Tongue-in-cheek to be sure, but is it really different from the logic being employed in much of the gun debate?

I own guns, but I’m not opposed to reasonable gun registration.  I also support preventing mentally ill people from obtaining guns – but how do we do this?  A note from your doctor?  A five-year waiting period between taking any depression medication and obtaining a firearm?  What we want to do and what we can do has rarely seemed further apart.

Within seven hours of the Sandy Hook shooting, one liberal friend’s Facebook page said “the parents should be prosecuted.”  Maybe my buddy started a career in the mainstream media, because he had all the fury and none of the facts.  And yet, he feels essentially entitled to (pardon the expression) shoot from the hip about whatever was on the top of his head.  Unfortunately, this is an example of the logic that seems to be percolating in some corners.  And it is dangerous.

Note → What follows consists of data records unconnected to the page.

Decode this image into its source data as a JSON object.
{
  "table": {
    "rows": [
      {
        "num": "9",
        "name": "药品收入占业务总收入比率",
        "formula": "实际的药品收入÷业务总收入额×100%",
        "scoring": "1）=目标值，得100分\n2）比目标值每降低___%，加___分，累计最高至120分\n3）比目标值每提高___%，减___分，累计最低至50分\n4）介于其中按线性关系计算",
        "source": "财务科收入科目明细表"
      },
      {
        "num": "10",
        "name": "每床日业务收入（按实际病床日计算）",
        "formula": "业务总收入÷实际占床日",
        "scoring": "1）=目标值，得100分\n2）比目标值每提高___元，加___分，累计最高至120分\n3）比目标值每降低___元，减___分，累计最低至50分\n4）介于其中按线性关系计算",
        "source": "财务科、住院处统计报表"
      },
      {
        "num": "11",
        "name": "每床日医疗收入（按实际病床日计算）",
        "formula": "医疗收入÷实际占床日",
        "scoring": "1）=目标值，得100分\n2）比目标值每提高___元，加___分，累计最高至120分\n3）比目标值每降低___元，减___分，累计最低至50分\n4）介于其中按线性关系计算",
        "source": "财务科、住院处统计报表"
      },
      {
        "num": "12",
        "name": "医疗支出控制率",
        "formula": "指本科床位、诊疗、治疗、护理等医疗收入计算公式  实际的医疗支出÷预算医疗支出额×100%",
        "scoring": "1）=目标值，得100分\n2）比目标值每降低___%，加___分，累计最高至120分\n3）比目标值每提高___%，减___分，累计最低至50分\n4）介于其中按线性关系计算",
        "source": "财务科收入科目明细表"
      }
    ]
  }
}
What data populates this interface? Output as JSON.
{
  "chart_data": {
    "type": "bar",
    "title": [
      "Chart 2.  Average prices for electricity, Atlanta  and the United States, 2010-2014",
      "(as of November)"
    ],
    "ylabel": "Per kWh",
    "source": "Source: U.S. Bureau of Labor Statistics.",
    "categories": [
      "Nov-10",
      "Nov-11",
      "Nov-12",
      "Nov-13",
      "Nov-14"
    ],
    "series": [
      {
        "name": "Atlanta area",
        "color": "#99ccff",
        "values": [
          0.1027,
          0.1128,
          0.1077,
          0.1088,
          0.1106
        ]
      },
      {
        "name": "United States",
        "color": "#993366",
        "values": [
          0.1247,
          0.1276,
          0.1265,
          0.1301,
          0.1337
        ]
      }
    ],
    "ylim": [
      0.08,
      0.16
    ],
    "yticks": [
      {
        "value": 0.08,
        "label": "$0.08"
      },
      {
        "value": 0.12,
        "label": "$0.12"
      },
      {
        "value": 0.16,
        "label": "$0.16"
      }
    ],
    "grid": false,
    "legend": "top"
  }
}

Hopefully, we can have a real and rational conversation about possible gun control measures in which both sides arrive with fresh eyes, with “culture” and “reality” given their proper place.

Culture is more than graphic video games or gratuitous violence in entertainment.  It is also the people we are producing and becoming.   As for reality, it should guide us to the unarmed truth.  If we ignore one or both, we run risk of realizing the prophetic words of Ayn Rand: “You can avoid reality, you cannot avoid the consequences of avoiding reality.”